The proposals include:

  • introducing a new legal requirement that 50% of eligible union members must take part in a strike ballot for it to be considered lawful and that 40% of those taking part in the ballot must vote to support the strike action;
  • redefining the definition of ‘essential public sector workers’ and weakening the rights of employees working in ‘essential public services’ to strike; and
  • requiring unions to renew strike mandates every four months, as well as give employers two weeks’ notice before a strike.

The Bill’s most controversial proposal, however, is that joining a picket line in support of a strike will become a criminal offence if more than six people are present. The Trades Union Congress has called this particular idea ‘unfair, unnecessary and undemocratic’ and it is hard to disagree when official statistics show that industrial action in the UK is at its lowest in 40 years.

Freedom of assembly and association is enshrined in the United Nation’s International Covenant on Economic, Social and Cultural Rights; the European Convention on Human Rights; and the European Union Charter of Fundamental Rights, as well as many other international human rights’ treaties.

The principle is enshrined in these treaties because the right to strike is a fundamental right.

If you are a victim of maltreatment in your home or in the street you rightly expect to be able to seek justice for the wrong that has been done to you. Why should it be any different if as an employee you experience maltreatment in in the workplace? Being able to withhold one’s labour if you are being treated badly by your employer is not ‘militant’ but entirely just and reasonable.

The Government’s desire to introduce a criminal sanction regarding picketing is deeply worrying.

For years, Britain was a country that championed a ‘voluntarist’ approach to industrial relations because employers and unions alike believed that workplace problems were better resolved through discussion and negotiation than through invoking the law. The Advisory, Conciliation and Arbitration Service (Acas), an independent public body made up of employer representatives, worker bodies and industrial relations law academics, was created to underpin this voluntarist approach and in recent years the demand for Acas’ mediation and conciliation services, in particular, has grown.

A few years ago, I worked at Acas alongside employer representatives such as John Cridland, director general of the CBI. At no point during my time there did I ever hear Mr Cridland – or any of the other employers’ organisations represented on the Acas Governing Council – call for criminal sanctions to play a part in industrial relations legislation. Rather, John Cridland and his colleagues worked constructively with employee and union representatives to develop an ‘Acas model workplace’ toolkit and lay the foundations for the introduction of mandatory early conciliation.

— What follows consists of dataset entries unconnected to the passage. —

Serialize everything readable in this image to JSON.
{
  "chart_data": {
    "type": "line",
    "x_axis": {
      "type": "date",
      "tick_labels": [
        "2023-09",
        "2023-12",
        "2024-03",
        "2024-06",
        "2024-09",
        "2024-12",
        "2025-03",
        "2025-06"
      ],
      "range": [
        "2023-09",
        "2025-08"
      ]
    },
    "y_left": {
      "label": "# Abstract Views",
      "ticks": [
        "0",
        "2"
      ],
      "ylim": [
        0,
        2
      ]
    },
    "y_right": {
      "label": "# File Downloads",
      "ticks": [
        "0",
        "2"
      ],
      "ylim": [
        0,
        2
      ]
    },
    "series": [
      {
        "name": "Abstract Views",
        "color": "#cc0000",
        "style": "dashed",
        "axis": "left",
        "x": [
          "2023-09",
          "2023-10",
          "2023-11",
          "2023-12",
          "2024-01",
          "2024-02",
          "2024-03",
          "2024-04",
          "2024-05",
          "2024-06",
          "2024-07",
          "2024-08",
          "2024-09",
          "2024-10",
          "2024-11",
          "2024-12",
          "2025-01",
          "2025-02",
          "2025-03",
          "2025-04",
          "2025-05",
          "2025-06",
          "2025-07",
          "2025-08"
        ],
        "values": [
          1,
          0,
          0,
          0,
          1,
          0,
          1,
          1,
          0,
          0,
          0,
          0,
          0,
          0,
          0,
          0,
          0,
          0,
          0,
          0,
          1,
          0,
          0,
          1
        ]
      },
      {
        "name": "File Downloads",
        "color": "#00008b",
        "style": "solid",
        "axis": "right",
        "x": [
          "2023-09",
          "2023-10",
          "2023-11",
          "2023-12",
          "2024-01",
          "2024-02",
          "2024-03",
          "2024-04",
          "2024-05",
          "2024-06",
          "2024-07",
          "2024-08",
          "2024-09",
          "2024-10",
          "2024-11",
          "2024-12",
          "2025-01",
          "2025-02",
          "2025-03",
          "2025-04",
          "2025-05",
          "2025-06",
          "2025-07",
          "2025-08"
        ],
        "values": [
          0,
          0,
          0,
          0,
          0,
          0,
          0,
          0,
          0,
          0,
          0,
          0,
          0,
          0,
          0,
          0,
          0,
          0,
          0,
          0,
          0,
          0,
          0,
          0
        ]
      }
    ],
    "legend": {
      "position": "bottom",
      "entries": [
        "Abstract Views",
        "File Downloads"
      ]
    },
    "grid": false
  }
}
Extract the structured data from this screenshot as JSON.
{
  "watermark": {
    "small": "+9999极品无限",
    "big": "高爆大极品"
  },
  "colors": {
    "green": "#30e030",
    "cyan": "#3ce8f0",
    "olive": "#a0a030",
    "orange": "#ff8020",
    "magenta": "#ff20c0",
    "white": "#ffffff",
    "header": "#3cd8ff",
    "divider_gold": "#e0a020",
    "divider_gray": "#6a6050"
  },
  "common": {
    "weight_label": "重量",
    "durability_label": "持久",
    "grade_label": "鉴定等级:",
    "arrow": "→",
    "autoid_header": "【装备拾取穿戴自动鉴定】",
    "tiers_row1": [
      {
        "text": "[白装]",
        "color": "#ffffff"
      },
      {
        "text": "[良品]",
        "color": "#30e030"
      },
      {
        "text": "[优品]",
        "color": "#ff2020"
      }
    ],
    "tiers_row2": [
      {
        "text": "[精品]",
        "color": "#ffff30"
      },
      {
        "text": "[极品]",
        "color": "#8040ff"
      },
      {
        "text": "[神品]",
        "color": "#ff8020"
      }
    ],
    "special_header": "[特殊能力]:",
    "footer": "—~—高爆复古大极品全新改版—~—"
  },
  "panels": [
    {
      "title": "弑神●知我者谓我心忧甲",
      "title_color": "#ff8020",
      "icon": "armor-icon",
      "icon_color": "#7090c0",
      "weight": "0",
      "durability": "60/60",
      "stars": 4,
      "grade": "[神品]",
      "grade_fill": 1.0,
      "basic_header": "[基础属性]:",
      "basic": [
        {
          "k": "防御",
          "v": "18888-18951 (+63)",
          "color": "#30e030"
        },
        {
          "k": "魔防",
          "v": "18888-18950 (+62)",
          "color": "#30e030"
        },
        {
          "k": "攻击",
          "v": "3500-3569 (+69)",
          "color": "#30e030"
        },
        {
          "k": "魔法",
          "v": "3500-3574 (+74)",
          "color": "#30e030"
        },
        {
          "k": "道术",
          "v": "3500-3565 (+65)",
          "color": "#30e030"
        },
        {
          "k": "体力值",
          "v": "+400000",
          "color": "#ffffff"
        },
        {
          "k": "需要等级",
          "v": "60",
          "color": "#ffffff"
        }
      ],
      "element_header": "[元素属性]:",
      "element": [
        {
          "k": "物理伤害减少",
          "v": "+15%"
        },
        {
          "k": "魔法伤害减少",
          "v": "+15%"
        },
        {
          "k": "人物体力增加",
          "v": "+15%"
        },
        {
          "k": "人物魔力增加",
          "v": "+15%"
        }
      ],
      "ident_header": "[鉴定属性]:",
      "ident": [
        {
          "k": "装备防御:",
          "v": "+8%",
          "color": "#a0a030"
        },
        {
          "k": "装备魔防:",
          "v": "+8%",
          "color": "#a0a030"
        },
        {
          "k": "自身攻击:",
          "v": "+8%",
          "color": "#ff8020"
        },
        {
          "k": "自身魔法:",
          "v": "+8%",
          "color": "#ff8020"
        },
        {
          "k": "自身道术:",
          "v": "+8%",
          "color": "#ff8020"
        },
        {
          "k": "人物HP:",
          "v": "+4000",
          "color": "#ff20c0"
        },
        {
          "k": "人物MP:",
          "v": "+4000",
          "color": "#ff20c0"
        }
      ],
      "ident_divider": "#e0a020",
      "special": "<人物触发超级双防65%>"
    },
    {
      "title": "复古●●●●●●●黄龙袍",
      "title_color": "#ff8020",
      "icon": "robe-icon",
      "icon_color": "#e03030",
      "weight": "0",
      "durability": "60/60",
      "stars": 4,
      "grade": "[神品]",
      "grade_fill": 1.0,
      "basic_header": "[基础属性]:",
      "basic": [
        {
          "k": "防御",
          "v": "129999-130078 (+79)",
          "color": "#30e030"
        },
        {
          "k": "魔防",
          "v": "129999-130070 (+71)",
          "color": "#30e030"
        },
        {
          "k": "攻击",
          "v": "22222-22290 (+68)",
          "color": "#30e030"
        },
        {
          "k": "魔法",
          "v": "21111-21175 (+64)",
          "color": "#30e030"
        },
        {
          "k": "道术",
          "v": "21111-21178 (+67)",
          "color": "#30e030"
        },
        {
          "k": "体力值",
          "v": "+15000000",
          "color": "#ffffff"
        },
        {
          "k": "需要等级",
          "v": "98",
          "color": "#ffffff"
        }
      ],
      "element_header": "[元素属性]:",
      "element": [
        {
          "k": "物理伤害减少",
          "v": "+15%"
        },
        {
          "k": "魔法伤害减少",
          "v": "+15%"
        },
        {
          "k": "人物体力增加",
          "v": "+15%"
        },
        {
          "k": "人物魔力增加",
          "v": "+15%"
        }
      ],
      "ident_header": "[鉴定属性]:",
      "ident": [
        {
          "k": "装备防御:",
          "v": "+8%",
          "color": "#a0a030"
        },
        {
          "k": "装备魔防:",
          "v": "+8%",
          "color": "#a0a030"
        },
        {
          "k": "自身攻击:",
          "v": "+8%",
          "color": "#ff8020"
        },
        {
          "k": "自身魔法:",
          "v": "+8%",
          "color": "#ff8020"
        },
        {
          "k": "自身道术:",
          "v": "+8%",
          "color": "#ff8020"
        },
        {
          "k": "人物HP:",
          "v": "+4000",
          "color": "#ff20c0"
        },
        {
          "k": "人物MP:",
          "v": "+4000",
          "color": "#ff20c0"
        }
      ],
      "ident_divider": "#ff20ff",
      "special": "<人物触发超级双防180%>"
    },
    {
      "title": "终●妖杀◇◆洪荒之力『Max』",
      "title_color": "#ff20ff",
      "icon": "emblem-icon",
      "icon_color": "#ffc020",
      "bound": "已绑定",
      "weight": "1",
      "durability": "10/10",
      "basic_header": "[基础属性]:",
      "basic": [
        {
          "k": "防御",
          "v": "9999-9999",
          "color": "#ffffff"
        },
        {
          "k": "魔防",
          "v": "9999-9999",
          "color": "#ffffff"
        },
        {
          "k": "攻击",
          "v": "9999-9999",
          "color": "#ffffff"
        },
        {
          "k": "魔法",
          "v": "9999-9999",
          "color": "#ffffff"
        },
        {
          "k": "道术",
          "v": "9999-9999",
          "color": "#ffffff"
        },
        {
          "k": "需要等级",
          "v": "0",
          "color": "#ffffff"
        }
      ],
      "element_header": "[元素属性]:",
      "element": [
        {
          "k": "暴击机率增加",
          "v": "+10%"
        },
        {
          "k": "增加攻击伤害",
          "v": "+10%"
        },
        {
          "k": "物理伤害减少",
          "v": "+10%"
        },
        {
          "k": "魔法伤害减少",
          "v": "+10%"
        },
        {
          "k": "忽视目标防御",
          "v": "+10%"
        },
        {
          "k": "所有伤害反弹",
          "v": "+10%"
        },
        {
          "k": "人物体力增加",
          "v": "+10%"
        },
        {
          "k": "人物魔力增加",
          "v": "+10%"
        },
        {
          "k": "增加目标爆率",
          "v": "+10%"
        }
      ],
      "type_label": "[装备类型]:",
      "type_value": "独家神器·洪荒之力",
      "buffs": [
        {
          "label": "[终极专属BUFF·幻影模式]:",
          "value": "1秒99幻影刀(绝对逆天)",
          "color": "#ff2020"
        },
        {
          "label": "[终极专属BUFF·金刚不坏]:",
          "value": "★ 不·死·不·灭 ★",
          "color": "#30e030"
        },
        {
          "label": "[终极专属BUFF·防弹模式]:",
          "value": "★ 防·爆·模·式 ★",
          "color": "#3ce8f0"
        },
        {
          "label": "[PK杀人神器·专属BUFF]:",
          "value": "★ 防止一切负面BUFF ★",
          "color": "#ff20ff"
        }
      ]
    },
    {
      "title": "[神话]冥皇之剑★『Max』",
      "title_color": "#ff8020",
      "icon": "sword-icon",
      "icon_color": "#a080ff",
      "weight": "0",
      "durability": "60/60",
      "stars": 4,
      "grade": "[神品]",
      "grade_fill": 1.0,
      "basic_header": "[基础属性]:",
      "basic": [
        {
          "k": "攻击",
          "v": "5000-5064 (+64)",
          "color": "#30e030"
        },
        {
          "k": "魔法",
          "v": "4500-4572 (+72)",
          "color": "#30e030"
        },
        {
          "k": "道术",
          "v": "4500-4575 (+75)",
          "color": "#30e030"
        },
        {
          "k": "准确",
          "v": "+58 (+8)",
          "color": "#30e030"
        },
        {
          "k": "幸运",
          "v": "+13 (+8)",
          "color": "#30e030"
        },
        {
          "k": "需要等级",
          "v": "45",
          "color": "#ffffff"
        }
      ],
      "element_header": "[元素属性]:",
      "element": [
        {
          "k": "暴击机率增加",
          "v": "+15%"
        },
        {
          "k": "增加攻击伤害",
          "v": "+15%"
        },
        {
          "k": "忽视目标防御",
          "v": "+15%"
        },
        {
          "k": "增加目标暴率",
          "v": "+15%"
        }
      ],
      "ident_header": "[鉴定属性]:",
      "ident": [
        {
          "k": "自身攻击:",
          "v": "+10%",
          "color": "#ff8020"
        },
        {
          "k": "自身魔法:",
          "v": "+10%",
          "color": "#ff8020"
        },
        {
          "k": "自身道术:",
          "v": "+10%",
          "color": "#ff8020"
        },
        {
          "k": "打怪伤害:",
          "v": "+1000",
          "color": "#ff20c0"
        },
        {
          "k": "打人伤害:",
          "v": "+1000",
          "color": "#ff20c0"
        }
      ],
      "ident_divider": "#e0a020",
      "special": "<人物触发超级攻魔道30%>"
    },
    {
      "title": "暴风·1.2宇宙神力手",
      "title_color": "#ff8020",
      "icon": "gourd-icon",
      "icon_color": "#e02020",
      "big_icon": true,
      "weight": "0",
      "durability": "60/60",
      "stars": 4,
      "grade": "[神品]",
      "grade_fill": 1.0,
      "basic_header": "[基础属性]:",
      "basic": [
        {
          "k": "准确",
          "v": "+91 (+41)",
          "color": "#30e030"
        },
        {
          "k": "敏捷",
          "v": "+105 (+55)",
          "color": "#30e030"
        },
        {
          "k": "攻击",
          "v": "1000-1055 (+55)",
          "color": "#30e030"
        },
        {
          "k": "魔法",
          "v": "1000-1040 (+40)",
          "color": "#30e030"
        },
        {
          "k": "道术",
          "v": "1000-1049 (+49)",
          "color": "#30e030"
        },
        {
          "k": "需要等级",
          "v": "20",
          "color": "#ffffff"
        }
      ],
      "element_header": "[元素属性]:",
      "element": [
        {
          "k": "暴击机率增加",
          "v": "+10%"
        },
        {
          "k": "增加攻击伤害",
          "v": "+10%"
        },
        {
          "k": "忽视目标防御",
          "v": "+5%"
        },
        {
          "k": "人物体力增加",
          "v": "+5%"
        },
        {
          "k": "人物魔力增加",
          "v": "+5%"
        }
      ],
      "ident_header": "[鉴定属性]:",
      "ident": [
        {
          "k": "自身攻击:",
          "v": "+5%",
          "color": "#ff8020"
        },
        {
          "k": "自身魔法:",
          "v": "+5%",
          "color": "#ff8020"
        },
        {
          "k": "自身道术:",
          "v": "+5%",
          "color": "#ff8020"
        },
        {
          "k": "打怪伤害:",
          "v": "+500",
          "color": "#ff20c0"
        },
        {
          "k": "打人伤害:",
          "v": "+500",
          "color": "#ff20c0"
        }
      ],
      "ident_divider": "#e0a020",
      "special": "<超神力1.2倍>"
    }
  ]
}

This new Trade Union Bill wants to take us back to the future – but to a future where employees will once again be treated like serfs and modern day slaves, criminalised for exercising their legitimate rights to take action against bad treatment in the workplace.

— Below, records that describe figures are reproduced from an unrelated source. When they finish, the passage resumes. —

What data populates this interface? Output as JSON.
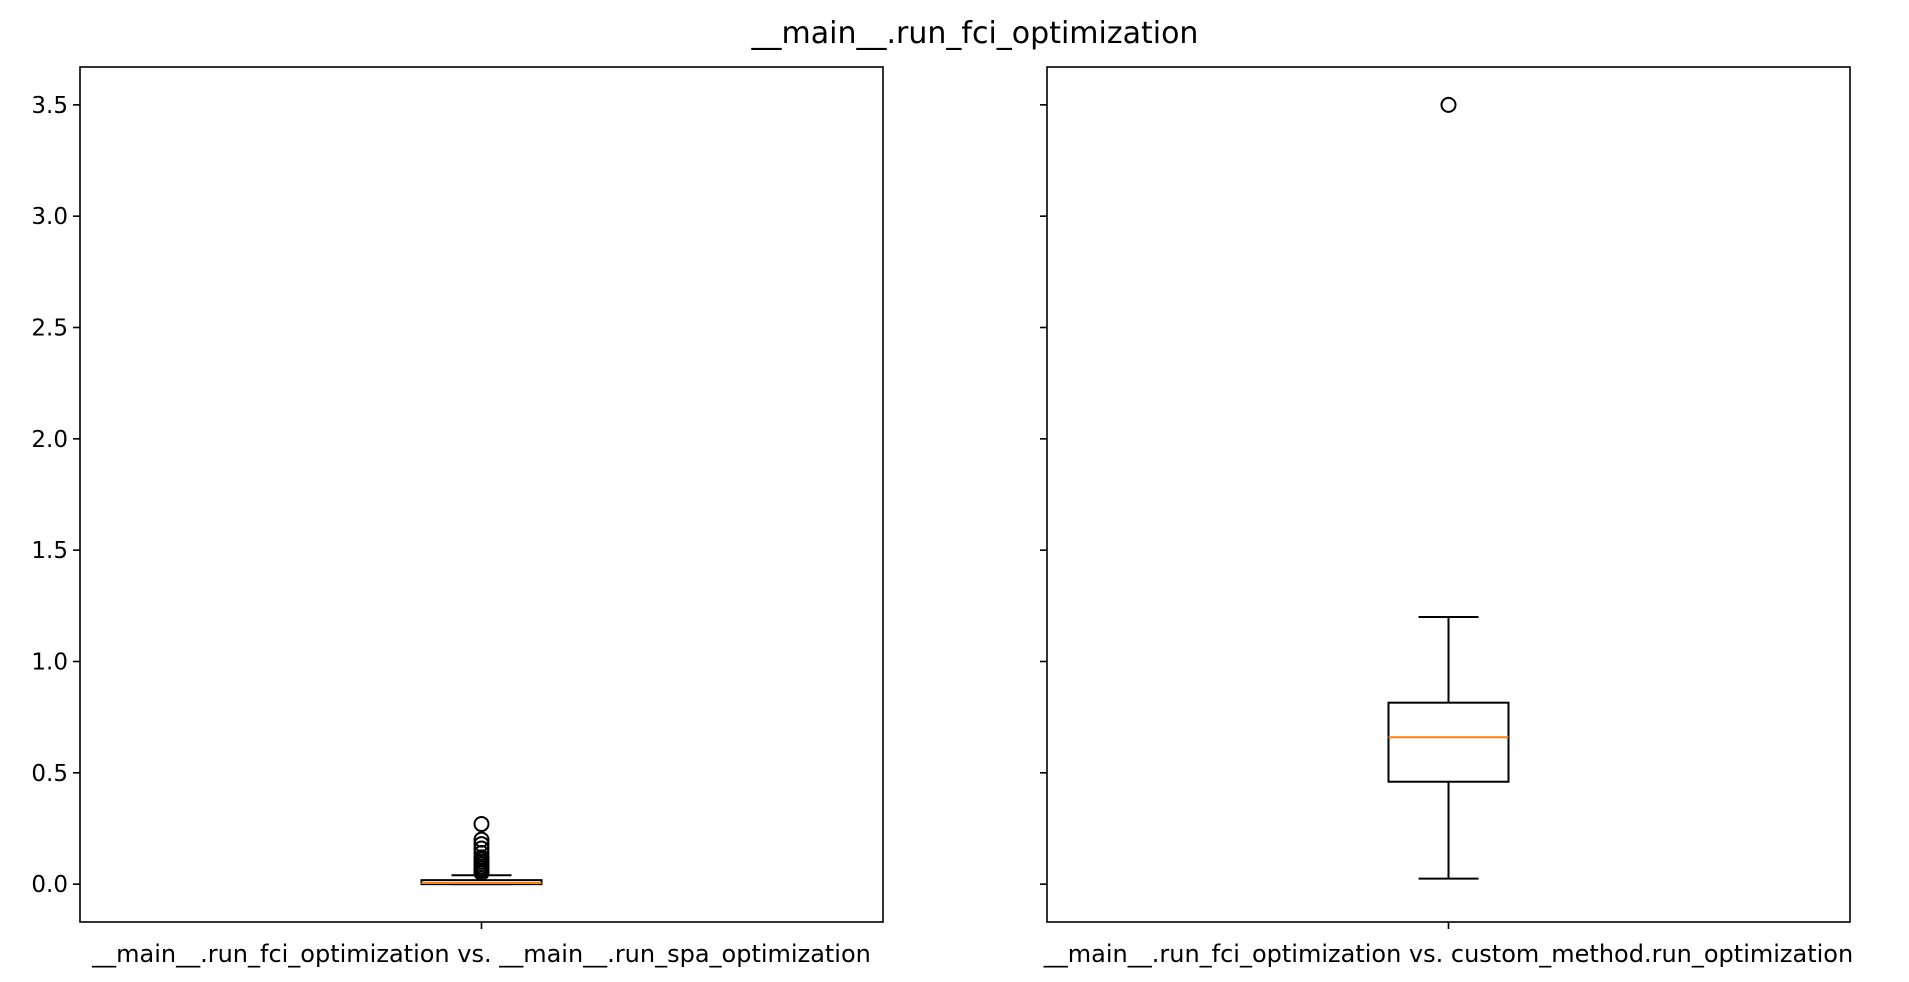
{
  "figure": {
    "title": "__main__.run_fci_optimization"
  },
  "colors": {
    "box": "#000000",
    "median": "#ff7f0e",
    "background": "#ffffff"
  },
  "chart_data": {
    "type": "boxplot",
    "ylim": [
      -0.17,
      3.67
    ],
    "yticks": [
      "0.0",
      "0.5",
      "1.0",
      "1.5",
      "2.0",
      "2.5",
      "3.0",
      "3.5"
    ],
    "shared_y": true,
    "grid": false,
    "panels": [
      {
        "category": "__main__.run_fci_optimization vs. __main__.run_spa_optimization",
        "q1": 0.0,
        "median": 0.005,
        "q3": 0.018,
        "whisker_low": 0.0,
        "whisker_high": 0.04,
        "outliers": [
          0.05,
          0.06,
          0.07,
          0.08,
          0.09,
          0.1,
          0.11,
          0.12,
          0.14,
          0.16,
          0.18,
          0.2,
          0.27
        ]
      },
      {
        "category": "__main__.run_fci_optimization vs. custom_method.run_optimization",
        "q1": 0.46,
        "median": 0.66,
        "q3": 0.815,
        "whisker_low": 0.025,
        "whisker_high": 1.2,
        "outliers": [
          3.5
        ]
      }
    ]
  }
}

In 2015, this is not the way to go.

If the Government is keen to improve industrial relations in this country there are other examples it should follow. Countries such as Germany, which have long provided for proper forums for employees to air their grievances, have shown that strikes occur less when workplace mechanisms exist that respect workers and their contribution.

In 1969, the late great Barbara Castle MP, then Employment Secretary, presented a White Paper ‘In Place of Strife’ in an attempt to try and tackle the growing industrial unrest happening in Britain at that time.

Unlike like Barbara Castle’s modest proposals (unwisely rejected), this new Trade Union Bill will lead to nothing but strife.